Author: Yogi Schulz

A gap will always exist between customer expectation and vendor delivery. That gap is product of the rosy vendor sales pitch coupled with the unrealistic imagination of the customer. Occasionally, the gap becomes wider than the Grand Canyon.

When the gap becomes too wide, vendors will engage in what I call the bob and weave tactic. Watch out for these telltale signs of vendor bob and weave because they can scuttle an IT project. Here’s what to watch out for and what to do about it.

Let me Get Back to You on That Topic

Often the functionality expected exceeds the functionality delivered. When the vendor wants to weave around this annoying fact, the representative will say that he’ll get back to you with a resolution. In fact, he’s fervently hoping the topic will become lost in the growing pile of outstanding issues and action items, never to be heard from again. In some cases, the issues drag on for so long that a reorganization absolves the vendor of ever needing to take any action.

You can reduce the weave and improve performance by logging all the items and holding a monthly review meeting with the representative. If vendor staff start to become too busy to attend the review meeting, you’ll have to escalate the issues within the vendor management team.

I know I promised a Response but other Issues Arose

When it’s painfully obvious that the vendor has failed to respond within the initially promised time frame, it’s time for the bob as a diversion tactic. Now the vendor representative says: “Yes, we promised but you created a newer, more important action item that we’re responding to.”

I believe it’s reasonable to expect that a vendor can address more than one issue at a time. You can protect yourself from this bob by ensuring that the vendor team is adequately resourced to meet your expectations about responsiveness. You can assure adequate resourcing by planning to pay for vendor professional services effort as part of your project budget.

{For those of you who believe: “It’s outrageous that I should have to pay the vendor to address what I view as vendor deficiencies.”, let me suggest that some compensation is better than watching your project momentum fade to the point of project failure. There is no free lunch.}

I don’t believe we committed to deliver that Function

When a debate about in-scope functionality breaks out, the vendor representative can weave by saying: “I can see where that functionality could be useful, but I don’t believe we committed to deliver it as part of our RFP response.”  This response pushes the onus back on the customer to assess the voluminous pages of the RFP response to see what’s factual and what isn’t.

As a project manager, you can avoid this weave by simply insisting that the vendor produce a summary of the related documents and that your position is that the expected functionality remains in-scope until the vendor demonstrates otherwise.

{This approach can be enforced with commercial terms that set a series of milestones where the vendor is paid significant sums of money during the course of the project.

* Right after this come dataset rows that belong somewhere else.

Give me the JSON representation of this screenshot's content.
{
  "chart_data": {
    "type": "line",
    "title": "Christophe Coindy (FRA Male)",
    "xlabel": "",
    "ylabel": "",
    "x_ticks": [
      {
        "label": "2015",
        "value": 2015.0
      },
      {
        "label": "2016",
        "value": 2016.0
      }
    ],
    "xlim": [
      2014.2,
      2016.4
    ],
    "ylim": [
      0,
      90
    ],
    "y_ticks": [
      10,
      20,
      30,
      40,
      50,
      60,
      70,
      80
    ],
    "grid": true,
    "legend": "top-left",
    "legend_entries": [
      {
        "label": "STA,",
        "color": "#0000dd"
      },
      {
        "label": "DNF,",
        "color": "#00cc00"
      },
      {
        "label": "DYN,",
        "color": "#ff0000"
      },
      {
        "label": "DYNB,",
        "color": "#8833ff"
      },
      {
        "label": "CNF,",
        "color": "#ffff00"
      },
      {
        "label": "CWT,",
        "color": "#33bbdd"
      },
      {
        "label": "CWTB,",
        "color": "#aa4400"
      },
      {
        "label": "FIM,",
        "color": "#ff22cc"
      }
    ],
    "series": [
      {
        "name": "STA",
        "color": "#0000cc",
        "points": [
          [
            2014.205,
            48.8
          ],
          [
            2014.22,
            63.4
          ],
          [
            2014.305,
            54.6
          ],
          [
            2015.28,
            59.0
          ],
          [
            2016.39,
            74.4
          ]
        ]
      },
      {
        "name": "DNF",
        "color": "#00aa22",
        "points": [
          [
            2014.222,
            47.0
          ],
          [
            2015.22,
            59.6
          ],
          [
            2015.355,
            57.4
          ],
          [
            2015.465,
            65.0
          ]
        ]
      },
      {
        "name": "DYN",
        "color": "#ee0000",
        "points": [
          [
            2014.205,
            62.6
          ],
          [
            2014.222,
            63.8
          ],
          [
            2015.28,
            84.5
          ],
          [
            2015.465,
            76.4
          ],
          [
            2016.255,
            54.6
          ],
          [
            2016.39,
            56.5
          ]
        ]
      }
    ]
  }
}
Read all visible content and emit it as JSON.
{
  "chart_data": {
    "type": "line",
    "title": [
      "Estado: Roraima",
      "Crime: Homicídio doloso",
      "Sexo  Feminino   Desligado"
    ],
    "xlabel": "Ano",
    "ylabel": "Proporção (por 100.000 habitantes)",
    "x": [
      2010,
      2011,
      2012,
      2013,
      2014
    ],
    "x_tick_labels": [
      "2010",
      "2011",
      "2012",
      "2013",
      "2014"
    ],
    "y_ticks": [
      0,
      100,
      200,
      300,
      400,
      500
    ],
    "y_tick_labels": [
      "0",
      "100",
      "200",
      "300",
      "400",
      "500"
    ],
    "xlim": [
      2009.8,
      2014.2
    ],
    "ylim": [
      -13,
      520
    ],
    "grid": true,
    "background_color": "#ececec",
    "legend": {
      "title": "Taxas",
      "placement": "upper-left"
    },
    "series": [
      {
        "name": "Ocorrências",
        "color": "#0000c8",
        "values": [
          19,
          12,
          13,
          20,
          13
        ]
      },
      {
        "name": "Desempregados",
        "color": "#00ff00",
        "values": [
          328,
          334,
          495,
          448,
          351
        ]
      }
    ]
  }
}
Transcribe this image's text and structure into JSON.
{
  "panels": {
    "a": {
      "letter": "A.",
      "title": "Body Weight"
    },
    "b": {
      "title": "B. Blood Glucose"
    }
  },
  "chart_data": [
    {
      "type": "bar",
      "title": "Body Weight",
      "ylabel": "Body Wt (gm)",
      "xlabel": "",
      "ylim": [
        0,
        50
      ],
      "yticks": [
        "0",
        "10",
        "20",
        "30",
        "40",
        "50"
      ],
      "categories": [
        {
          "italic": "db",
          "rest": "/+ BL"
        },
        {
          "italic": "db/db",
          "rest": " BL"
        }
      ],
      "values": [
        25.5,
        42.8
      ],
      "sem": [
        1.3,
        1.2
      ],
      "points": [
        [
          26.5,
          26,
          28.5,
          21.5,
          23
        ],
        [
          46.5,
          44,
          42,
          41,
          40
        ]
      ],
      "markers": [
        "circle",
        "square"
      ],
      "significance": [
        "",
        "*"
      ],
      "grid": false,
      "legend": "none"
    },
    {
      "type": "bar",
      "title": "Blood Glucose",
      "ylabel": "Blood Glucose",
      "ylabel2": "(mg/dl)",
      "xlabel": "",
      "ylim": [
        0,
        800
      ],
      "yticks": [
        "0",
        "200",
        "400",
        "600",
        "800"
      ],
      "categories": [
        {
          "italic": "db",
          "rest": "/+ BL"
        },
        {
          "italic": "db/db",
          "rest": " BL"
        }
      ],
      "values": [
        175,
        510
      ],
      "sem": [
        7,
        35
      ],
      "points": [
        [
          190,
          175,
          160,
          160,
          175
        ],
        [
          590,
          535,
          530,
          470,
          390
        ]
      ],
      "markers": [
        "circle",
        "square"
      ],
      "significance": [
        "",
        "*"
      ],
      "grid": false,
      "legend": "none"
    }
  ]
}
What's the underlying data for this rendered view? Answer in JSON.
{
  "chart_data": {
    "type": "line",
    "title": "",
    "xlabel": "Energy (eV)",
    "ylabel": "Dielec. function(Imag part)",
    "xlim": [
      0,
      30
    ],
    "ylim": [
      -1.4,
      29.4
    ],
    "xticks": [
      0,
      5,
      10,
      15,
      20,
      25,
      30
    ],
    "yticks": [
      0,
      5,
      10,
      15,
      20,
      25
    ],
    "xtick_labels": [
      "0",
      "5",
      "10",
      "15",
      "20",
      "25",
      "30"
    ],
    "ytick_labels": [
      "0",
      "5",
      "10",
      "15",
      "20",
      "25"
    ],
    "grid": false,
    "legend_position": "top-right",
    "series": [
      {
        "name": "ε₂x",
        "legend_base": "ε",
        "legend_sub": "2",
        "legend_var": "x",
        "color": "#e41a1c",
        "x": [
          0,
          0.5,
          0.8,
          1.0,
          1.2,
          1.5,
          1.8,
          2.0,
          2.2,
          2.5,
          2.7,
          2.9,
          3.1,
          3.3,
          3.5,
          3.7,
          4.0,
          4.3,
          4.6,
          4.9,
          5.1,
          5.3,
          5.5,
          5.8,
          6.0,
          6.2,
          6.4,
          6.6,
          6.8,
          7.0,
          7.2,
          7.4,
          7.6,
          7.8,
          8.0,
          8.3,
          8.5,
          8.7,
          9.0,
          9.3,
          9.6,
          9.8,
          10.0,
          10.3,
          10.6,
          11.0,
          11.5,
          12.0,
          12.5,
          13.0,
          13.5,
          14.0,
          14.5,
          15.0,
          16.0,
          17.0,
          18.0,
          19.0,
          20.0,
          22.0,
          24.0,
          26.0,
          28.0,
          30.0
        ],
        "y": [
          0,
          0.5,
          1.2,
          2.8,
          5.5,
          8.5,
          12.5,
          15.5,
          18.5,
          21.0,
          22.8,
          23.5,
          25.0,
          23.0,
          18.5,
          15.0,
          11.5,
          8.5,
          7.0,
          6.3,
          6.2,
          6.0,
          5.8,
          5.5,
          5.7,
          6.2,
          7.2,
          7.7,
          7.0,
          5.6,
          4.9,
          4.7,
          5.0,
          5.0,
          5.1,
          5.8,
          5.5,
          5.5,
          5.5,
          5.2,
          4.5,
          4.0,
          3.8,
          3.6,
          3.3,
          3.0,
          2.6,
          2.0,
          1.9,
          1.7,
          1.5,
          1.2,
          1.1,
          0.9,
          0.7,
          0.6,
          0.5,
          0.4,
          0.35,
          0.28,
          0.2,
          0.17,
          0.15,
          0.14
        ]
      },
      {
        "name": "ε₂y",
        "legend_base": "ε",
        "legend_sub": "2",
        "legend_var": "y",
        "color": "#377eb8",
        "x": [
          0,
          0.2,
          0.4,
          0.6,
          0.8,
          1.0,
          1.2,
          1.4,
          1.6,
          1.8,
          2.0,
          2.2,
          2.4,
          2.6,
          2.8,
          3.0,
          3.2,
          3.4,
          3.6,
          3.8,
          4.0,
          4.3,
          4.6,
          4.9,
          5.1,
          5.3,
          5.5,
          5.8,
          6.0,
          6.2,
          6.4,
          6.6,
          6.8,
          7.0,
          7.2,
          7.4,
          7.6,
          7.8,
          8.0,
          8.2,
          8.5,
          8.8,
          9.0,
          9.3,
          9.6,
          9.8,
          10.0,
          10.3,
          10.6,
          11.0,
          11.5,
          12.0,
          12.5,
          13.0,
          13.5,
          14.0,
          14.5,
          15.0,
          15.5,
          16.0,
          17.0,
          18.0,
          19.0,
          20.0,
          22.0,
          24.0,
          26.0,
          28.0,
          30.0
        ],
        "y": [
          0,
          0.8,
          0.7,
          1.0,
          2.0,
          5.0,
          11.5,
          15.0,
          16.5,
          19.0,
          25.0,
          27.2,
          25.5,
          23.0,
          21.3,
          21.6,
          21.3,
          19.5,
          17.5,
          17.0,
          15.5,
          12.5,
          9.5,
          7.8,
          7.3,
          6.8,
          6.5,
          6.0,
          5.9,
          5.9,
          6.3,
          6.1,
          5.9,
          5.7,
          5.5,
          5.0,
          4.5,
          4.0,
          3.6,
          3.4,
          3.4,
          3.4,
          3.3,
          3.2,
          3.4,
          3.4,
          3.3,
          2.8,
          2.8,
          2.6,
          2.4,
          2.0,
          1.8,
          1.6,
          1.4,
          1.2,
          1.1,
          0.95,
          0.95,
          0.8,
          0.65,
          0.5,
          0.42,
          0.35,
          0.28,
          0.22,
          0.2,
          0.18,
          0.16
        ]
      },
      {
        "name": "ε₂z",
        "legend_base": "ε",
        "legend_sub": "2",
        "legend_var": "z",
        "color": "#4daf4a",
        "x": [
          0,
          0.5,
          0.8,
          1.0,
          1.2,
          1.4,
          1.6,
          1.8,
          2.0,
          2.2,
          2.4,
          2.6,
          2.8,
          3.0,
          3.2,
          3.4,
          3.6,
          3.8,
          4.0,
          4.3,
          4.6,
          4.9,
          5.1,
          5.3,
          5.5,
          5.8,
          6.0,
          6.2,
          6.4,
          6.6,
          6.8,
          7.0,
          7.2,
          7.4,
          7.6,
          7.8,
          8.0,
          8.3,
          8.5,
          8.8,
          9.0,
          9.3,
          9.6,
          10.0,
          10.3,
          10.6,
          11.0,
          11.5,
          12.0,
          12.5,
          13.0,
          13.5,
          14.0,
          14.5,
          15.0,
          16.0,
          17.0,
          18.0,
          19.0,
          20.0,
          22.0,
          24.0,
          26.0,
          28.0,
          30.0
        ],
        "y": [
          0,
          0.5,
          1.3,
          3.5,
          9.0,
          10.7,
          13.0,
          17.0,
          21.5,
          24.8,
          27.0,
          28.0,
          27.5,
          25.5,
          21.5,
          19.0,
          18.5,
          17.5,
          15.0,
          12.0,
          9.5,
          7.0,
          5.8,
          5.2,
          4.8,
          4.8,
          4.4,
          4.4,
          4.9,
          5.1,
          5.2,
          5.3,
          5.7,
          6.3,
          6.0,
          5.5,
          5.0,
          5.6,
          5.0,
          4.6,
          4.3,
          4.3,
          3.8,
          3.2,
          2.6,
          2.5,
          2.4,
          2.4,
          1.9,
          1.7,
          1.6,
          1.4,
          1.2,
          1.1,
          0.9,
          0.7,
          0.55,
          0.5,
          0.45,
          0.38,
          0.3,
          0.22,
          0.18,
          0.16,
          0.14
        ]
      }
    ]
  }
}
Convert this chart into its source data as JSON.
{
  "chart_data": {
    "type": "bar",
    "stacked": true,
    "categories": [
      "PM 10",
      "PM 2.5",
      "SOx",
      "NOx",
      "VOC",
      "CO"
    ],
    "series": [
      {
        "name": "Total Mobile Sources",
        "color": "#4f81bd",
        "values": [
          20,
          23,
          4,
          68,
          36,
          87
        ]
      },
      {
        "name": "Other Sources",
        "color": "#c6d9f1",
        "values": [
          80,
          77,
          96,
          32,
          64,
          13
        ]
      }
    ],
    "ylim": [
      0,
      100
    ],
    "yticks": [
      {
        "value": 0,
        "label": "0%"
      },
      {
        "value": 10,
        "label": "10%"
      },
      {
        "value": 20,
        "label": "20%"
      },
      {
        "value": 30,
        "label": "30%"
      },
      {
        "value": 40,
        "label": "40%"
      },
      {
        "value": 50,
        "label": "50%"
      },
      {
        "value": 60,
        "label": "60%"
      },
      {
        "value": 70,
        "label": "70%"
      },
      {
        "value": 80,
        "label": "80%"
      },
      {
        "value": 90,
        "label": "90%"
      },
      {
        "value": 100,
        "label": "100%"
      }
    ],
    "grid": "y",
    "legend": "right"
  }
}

Commercial terms where the vendor receives most of the money up-front are less effective for the customer.}

That’s not what the Words Mean

If the customer or the vendor miraculously finds some wording in the RFP response that indicate indeed, the delivery is deficient, then the vendor can always bob by saying: “I don’t believe your interpretation is what the words we wrote actually mean. However, just to be sure let me check with Angela, now part of our San Diego team, who contributed to our RFP response to you. Let me get back to you on that.”

Now it’s d¹jù vu all over again. Be careful how much time you invest in these interpretation issues. There’s lots of gray in every RFP document and in every RFP response. Aim for a compromise.

{Often government projects drag out and cost way too much because the grind-the-vendor procurement staff injects itself into the situation. Your best strategy is usually to negotiate a settlement where the vendor gives you a deal but you have to pay something as well. Neither party will be ecstatic about such outcomes but at least your project doesn’t stall and your vendor relationship doesn’t turn frigid.}

It’s in the Next Release

When the temperature in the relationship between the customer and the vendor rises to an uncomfortable level, the vendor can weave by saying: “The feature you’re looking for is in the next release.”

Now you as the customer face a difficult choice. The vendor promised this feature in the current release, so clearly the vendor is in violation of their contract. However, what is the benefit in making a big issue of the violation?  Introducing lawyers and the possibility of a lawsuit into the project will be a huge distraction that will delay completing the project.

{If you have experienced a series of flagrant violations, then a settlement under threat of lawsuit is probably your only answer. If however, this case is the first major violation you are better off to negotiate a financial settlement around non-delivery, push the missing piece of functionality into the next release and move on.}

Conclusions

Whenever the vendor starts to bob and weave, that’s a clear indication of inability to deliver. In most cases your best strategies are thorough follow-up and pragmatic negotiation to avoid project failure.